"Look, men, there is Jackson standing like a stone wall!"
-General Barnard Bee, First Battle of Manassas
Stonewall Jackson House
8 East Washington St
Lexington
The house must be visited on a tour. Tours are offered on the hour and the half hour. The last tour of the day is offered at 4:30, we arrived at the Lexington Visitor Center at 4:15. I was so afraid we would miss the tour but the wonderful elderly lady at the center told me to relax we were only two houses away.
We walked up the street and entered the gift shop. Don’t forget to use your AAA card you will get a discount. The tour begins in a small room where our guide tells us a little about Thomas Jonathan Jackson’s history. His birth in Hanover County Va, the death of his father when he was only two. His mother’s remarriage which within a couple of years leads to he and his siblings being sent off to be raised by family members. Thomas and his sister Laura were sent to live with his uncle Cummins Jackson at Jackson’s Mill in West Virginia. His brother Warren was sent off to maternal relatives and died of consumption at age 20.
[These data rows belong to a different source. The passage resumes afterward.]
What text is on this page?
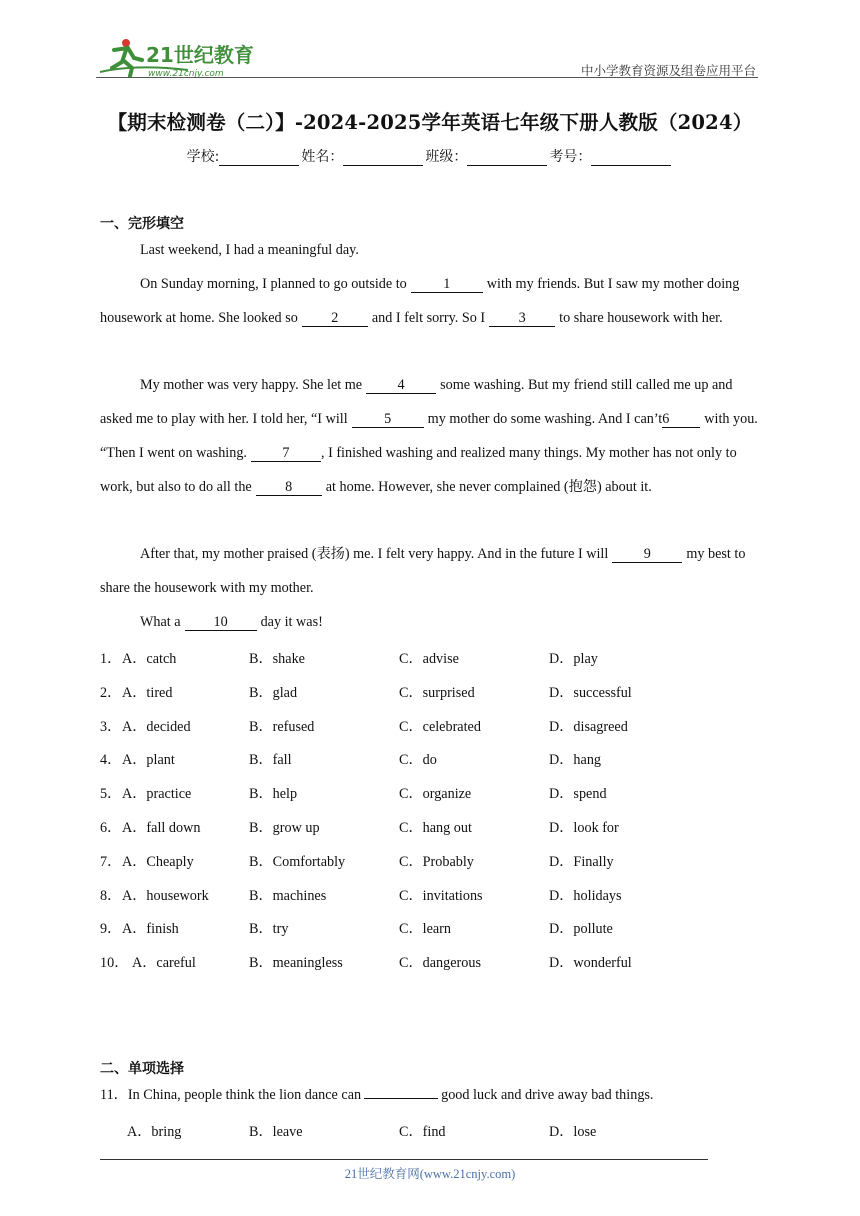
21世纪教育
www.21cnjy.com	中小学教育资源及组卷应用平台
【期末检测卷（二）】-2024-2025学年英语七年级下册人教版（2024）
学校:	姓名：	班级：	考号：
一、完形填空
Last weekend, I had a meaningful day.
On Sunday morning, I planned to go outside to	1	with my friends. But I saw my mother doing housework at home. She looked so 2 and I felt sorry. So I 3 to share housework with her.
My mother was very happy. She let me 4 some washing. But my friend still called me up and asked me to play with her. I told her, “I will	5	my mother do some washing. And I can’t6 with you. “Then I went on washing. 7 , I finished washing and realized many things. My mother has not only to work, but also to do all the 8 at home. However, she never complained (抱怨) about it.
After that, my mother praised (表扬) me. I felt very happy. And in the future I will 9 my best to share the housework with my mother.
What a 10 day it was!
1． A．catch	B．shake	C．advise	D．play
2． A．tired	B．glad	C．surprised	D．successful
3． A．decided	B．refused	C．celebrated	D．disagreed
4． A．plant	B．fall	C．do	D．hang
5． A．practice	B．help	C．organize	D．spend
6． A．fall down	B．grow up	C．hang out	D．look for
7． A．Cheaply	B．Comfortably	C．Probably	D．Finally
8． A．housework	B．machines	C．invitations	D．holidays
9． A．finish	B．try	C．learn	D．pollute
10． A．careful	B．meaningless	C．dangerous	D．wonderful
二、单项选择
11．In China, people think the lion dance can	good luck and drive away bad things.
A．bring	B．leave	C．find	D．lose
21世纪教育网(www.21cnjy.com)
I loved the story about his wanting to attend West Point. There was no money to send him to any other college. Well another man was chosen for the position and lasted one day at the academy. The rest is history, he barely pasted the exam and in his class of 203 he was 203rd. By the 4th year he was number 17, out of a class of 59. If it was a five year program he would have been number 1. He excelled at the military aspects but struggled with the academics.
This house in Lexington is the only house that Stonewall ever owned. He was a teacher of Natural Philosophy and artillery tactics at Virginia Military Academy when the war broke out. His second wife Mary Anna lived with him in the house from 1859 until 1861 when he was called into service by the Confederacy. After the war Mary Anna and their only surviving daughter Julia moved from the house to North Carolina.
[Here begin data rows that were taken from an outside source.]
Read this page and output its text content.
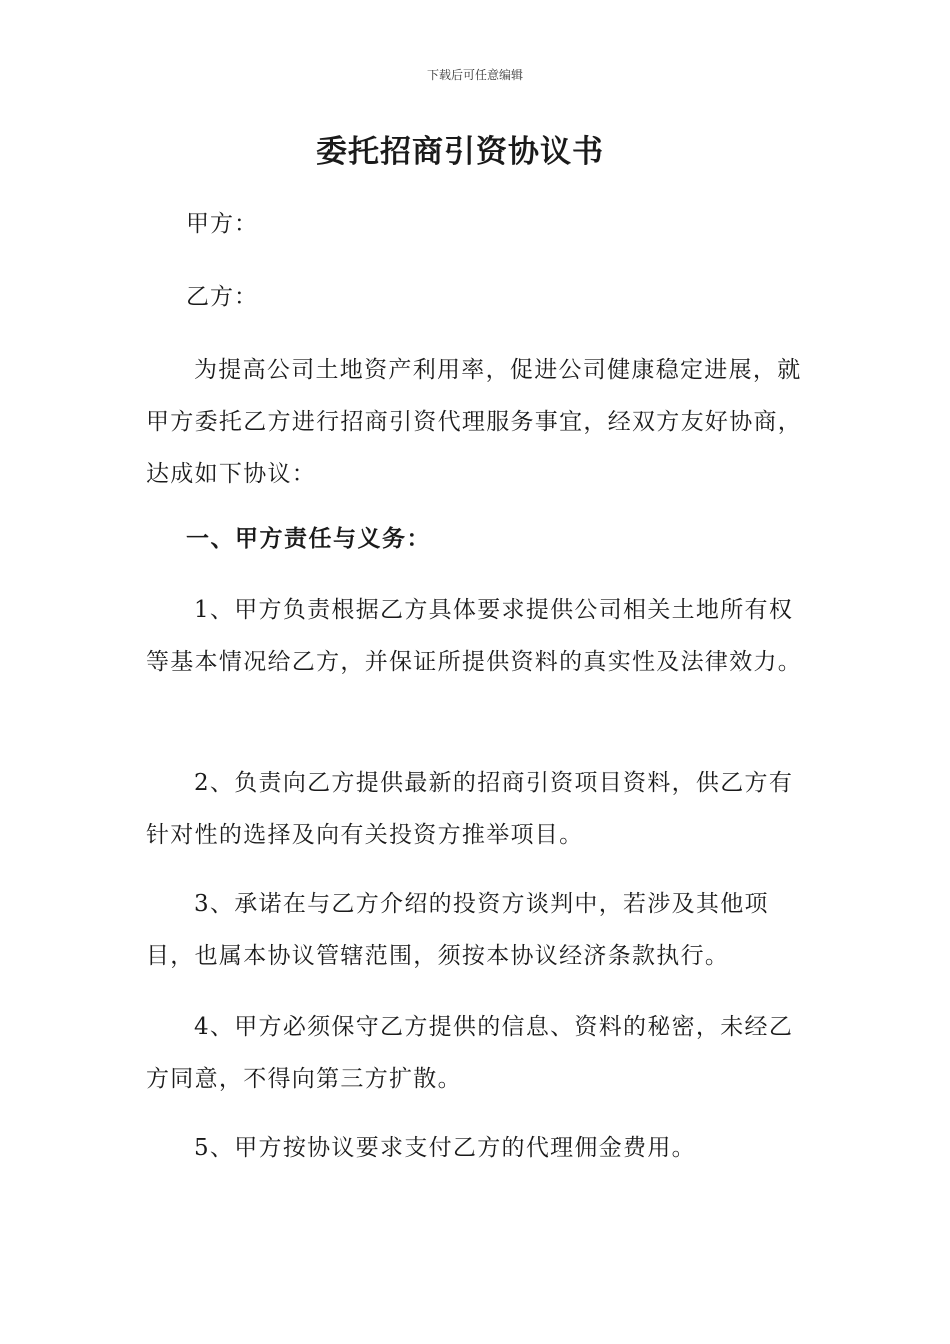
下载后可任意编辑
委托招商引资协议书
甲方：
乙方：

为提高公司土地资产利用率，促进公司健康稳定进展，就甲方委托乙方进行招商引资代理服务事宜，经双方友好协商，达成如下协议：

一、甲方责任与义务：

1、甲方负责根据乙方具体要求提供公司相关土地所有权等基本情况给乙方，并保证所提供资料的真实性及法律效力。

2、负责向乙方提供最新的招商引资项目资料，供乙方有针对性的选择及向有关投资方推举项目。

3、承诺在与乙方介绍的投资方谈判中，若涉及其他项目，也属本协议管辖范围，须按本协议经济条款执行。

4、甲方必须保守乙方提供的信息、资料的秘密，未经乙方同意，不得向第三方扩散。

5、甲方按协议要求支付乙方的代理佣金费用。
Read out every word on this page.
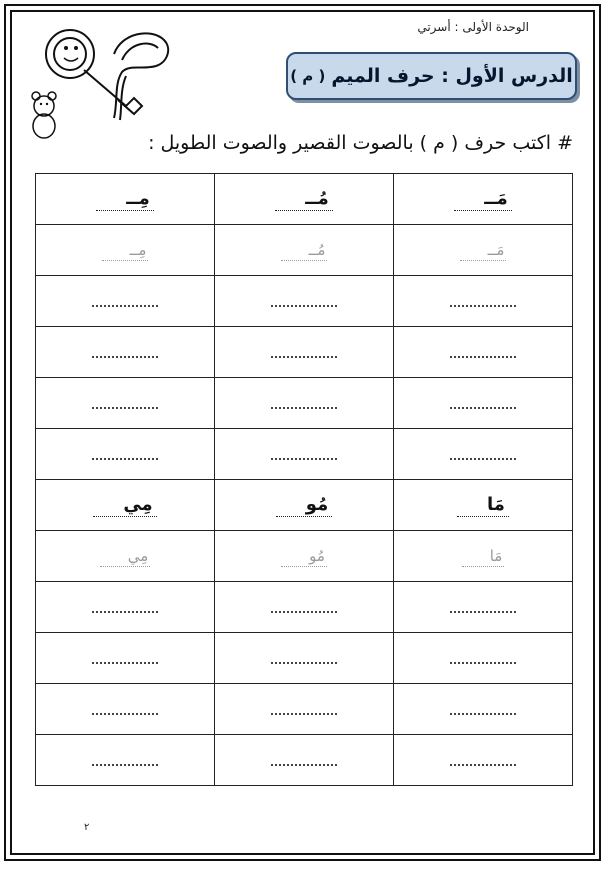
الوحدة الأولى : أسرتي
الدرس الأول : حرف الميم
( م )
# اكتب حرف ( م ) بالصوت القصير والصوت الطويل :
مَــ	مُــ	مِــ
مَــ	مُــ	مِــ

مَا	مُو	مِي
مَا	مُو	مِي

٢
This is the house of a college professor. We visited his office where I can imagine him correcting papers and doing his class plans. This is not a pretentious house it is comfortable and very much a family home. It is furnished with period pieces and some that belonged to the Jacksons.
There is a gift store in the basement and also a garden in the rear of the house which you can visit on a self guided tour. No photography is allowed inside the house. Parking is available at the visitor center.
Stonewall Jackson Memorial Cemetery
South Main St
No visit to Lexington would be complete with a stop by the cemetery where the famous Confederate General is buried. It wasn’t always the Stonewall Jackson Memorial Cemetery, when he was buried here it was the Cemetery of the Lexington Presbyterian Church, of which Thomas was a member.
The current grave was not his original either. His first grave was simple with a simple stone. In the 1890s a statue and a more elaborate grave were constructed and he was moved there. Today several generations of his family are buried in the plot.
He would feel very much at home here with the 144 other Civil war veterans and two Virginia governors.
Allow enough time to just walk around and read some of the stones, it is definitely a lesson in history worth reading.